Sunday, 10 August 2014


This has nothing to do with mice and not much to do with men!

It has to do with stuff oft ganging astray like the weather - yesterday beautiful weather but we had guests and did strenuous things like sit in the garden and drink wine, eat garlic sticks (the crunchy bits out of Bombay Mix). (And talk). I had, that morning, spread pelleted hen manure on the rose bed to give the plants a boost but R's sister B has two hearing dogs (I know, dogs can hear, but B is a bit deaf and she has these dogs (one retired now) to tell her when R rings her up and things), where was I, am I? - Oh! Yes, they proceeded to eat all the hen manure! Now I will have to do the fertilising again.
There is no accounting for taste.

Today I have got up to rain and the remains of a hurricane coming our way.

So, what is the garden like after willowcide - the answer is open. I can now see all the overgrowth and weeds easier.

This is a photograph of the Victoria Plum kneeling under its burden of fruit, not yet ripe and heavy! I did thin out drastically earlier in the year but this tree just loves to go plum crazy. The thing on the left is a plank holding it up.

I cannot wait to reach up and pull off a juicy fruit, brush off the wasps and sink my teeth into the flesh. The sweet syrupy juice will run down my chin and drip to the ground. (This is becoming silly - a bit like soft plum porn.)

Still falls the rain! (Bit of a poetry day today what with this bit of Sitwell and the title from that famous Scottish Jew, Rabbi Burns.)

Here is the cutting bed showing the rudbeckia to the right and sweet Williams sheared and laid in a line for the seed to fall and grow for next year.
What is that wooden edged bay for, you might ask (you might not but you are going to get an answer anyway)?
As the bed is deep front to back, to get to flowers and weed without treading on things this gives me easy access.

 There are some strong colours in the garden at the moment especially the crocosmias (right) and on the banking above this the shrubby clematis (left). This is not a climber but a bush and has deep blue flowers - always welcome in a garden.

 I tried the scythe a couple of days ago on the top banking as the grass was dry but previous rain had flattened and matted it so it was a bit of a struggle.
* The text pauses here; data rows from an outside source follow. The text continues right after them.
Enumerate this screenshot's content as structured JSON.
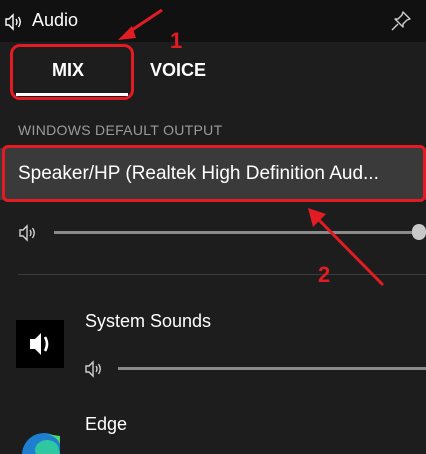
{
  "title": {
    "text": "Audio",
    "icon": "speaker-icon",
    "pin_icon": "pin-icon"
  },
  "tabs": [
    {
      "label": "MIX",
      "selected": true
    },
    {
      "label": "VOICE",
      "selected": false
    }
  ],
  "output": {
    "section_label": "WINDOWS DEFAULT OUTPUT",
    "device": "Speaker/HP (Realtek High Definition Aud...",
    "volume_fraction": 1.0
  },
  "apps": [
    {
      "name": "System Sounds",
      "icon": "speaker-icon",
      "volume_fraction": 1.0
    },
    {
      "name": "Edge",
      "icon": "edge-icon"
    }
  ],
  "annotations": [
    {
      "number": "1"
    },
    {
      "number": "2"
    }
  ],
  "colors": {
    "background": "#1d1d1d",
    "titlebar": "#111111",
    "device_box": "#3a3a3a",
    "annotation": "#e31b23"
  }
}
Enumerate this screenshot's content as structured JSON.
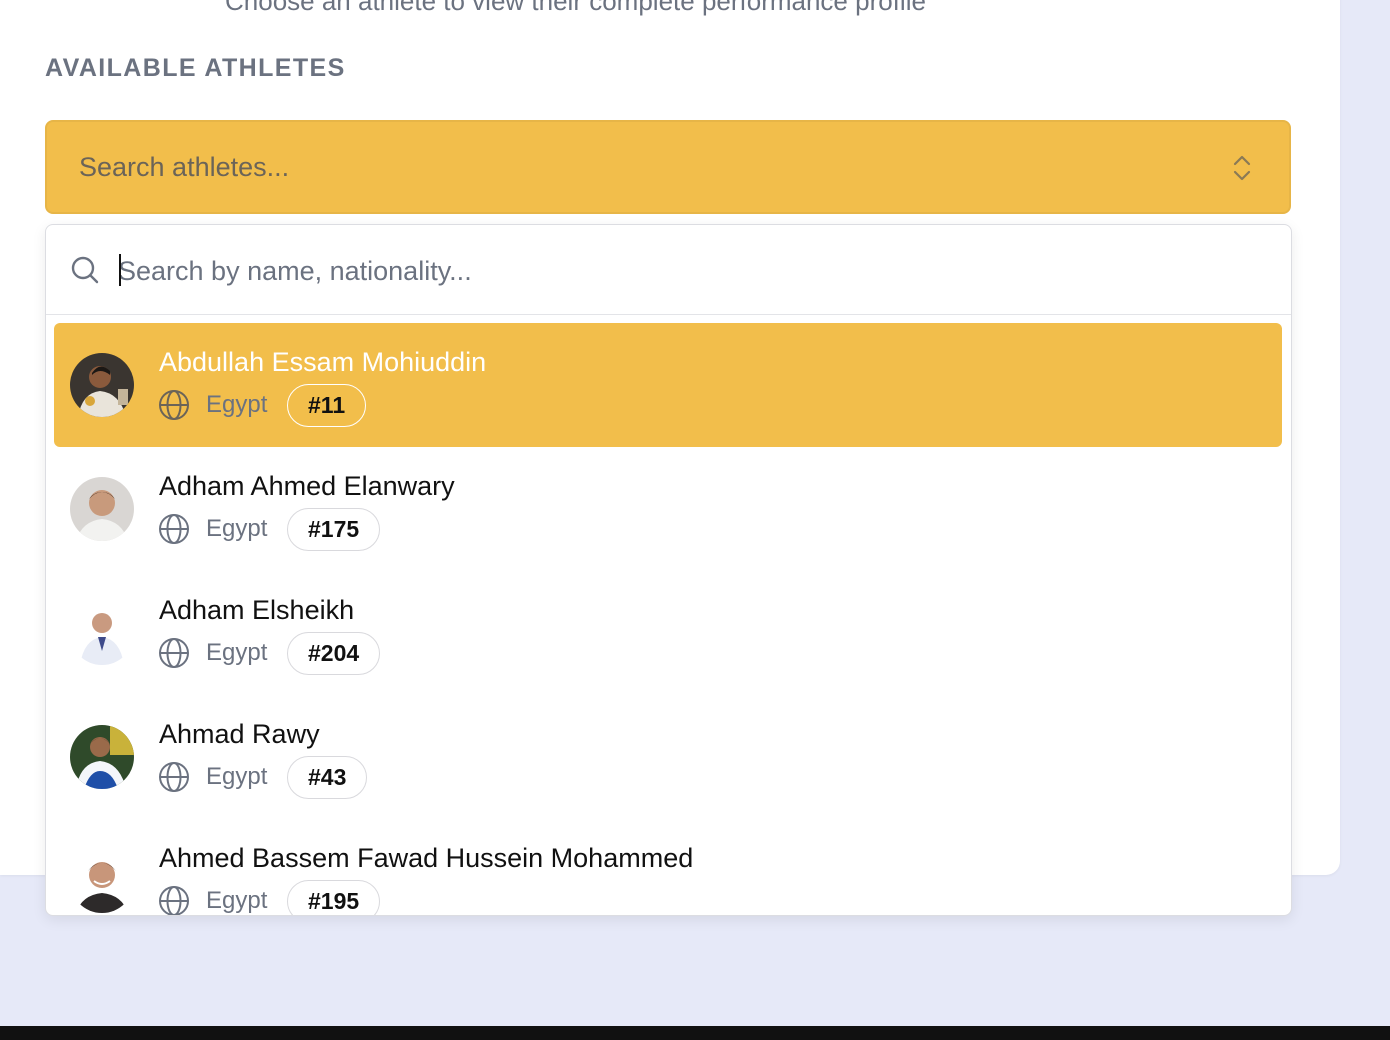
{
  "header": {
    "subtitle": "Choose an athlete to view their complete performance profile",
    "section_label": "AVAILABLE ATHLETES"
  },
  "combobox": {
    "placeholder": "Search athletes...",
    "icon": "chevron-up-down-icon"
  },
  "search": {
    "placeholder": "Search by name, nationality...",
    "value": "",
    "icon": "search-icon"
  },
  "athletes": [
    {
      "name": "Abdullah Essam Mohiuddin",
      "country": "Egypt",
      "rank": "#11",
      "selected": true
    },
    {
      "name": "Adham Ahmed Elanwary",
      "country": "Egypt",
      "rank": "#175",
      "selected": false
    },
    {
      "name": "Adham Elsheikh",
      "country": "Egypt",
      "rank": "#204",
      "selected": false
    },
    {
      "name": "Ahmad Rawy",
      "country": "Egypt",
      "rank": "#43",
      "selected": false
    },
    {
      "name": "Ahmed Bassem Fawad Hussein Mohammed",
      "country": "Egypt",
      "rank": "#195",
      "selected": false
    }
  ],
  "colors": {
    "accent": "#f2be4b",
    "background": "#e6e9f8"
  }
}
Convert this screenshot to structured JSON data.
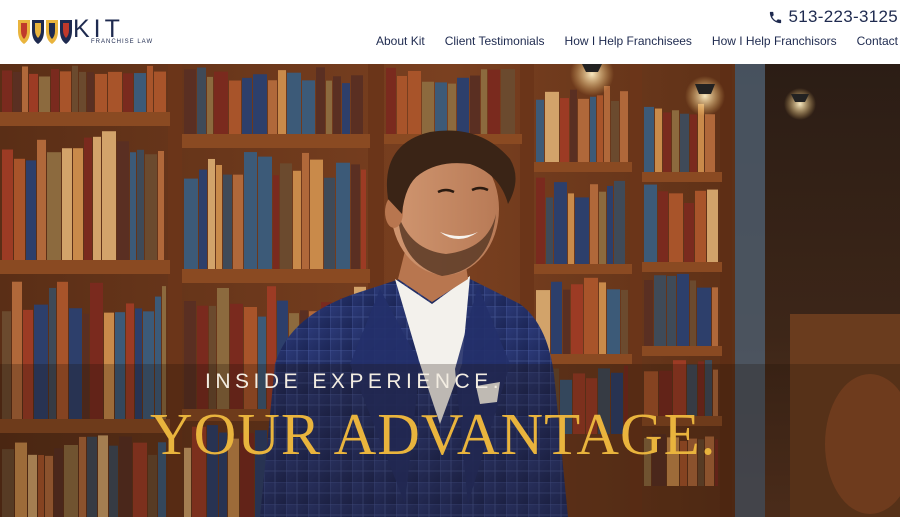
{
  "brand": {
    "wordmark": "KIT",
    "tagline": "FRANCHISE LAW",
    "colors": {
      "navy": "#1e2a4f",
      "gold": "#e9b43d"
    }
  },
  "header": {
    "phone_icon": "phone-icon",
    "phone": "513-223-3125",
    "nav": [
      {
        "label": "About Kit"
      },
      {
        "label": "Client Testimonials"
      },
      {
        "label": "How I Help Franchisees"
      },
      {
        "label": "How I Help Franchisors"
      },
      {
        "label": "Contact"
      }
    ]
  },
  "hero": {
    "line1": "INSIDE EXPERIENCE.",
    "line2": "YOUR ADVANTAGE."
  }
}
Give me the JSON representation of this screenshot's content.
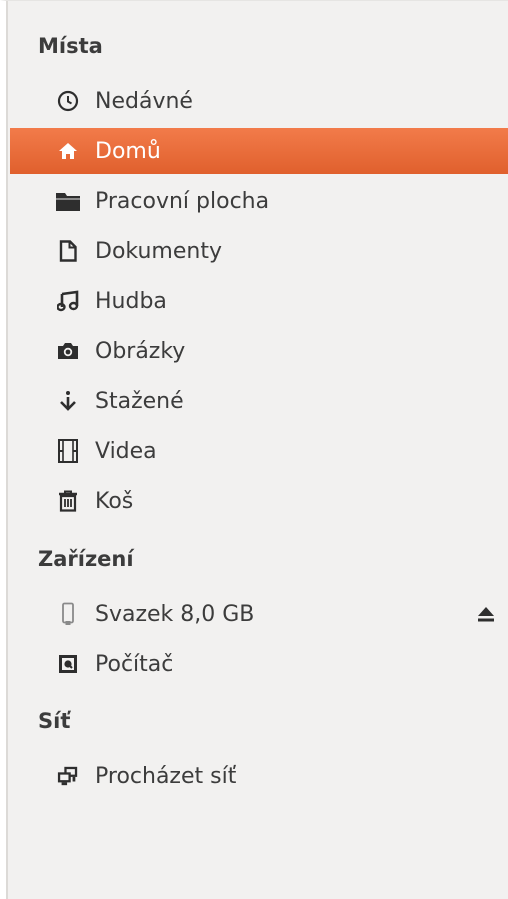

Lesson coming up in four weeks time - I think I might need it.
I may also need to excavate the strimmer from the shed and try and fire it up.

'Tis all go - painters arriving tomorrow to paint the exterior woodwork (of course it will rain). We have a vague date - last week in August - for the ponding. I am to buy butyl liners and other stuff but need R's approval for dimensions.
I suggested 1 metre square but I think 12 by four metres seems more likely.
That part of the garden is a jungle so the thought of the strimmer emerges once more.
Perhaps I should spray everything with total weedkiller and start from scratch but that takes away the joy of backache, sweat on the brow (and pestering flies) - etc etc etc.

Rosey has seen a nuthatch on the feeders and all I get are tits and sparrows plus an occasional woodie.  Such is life!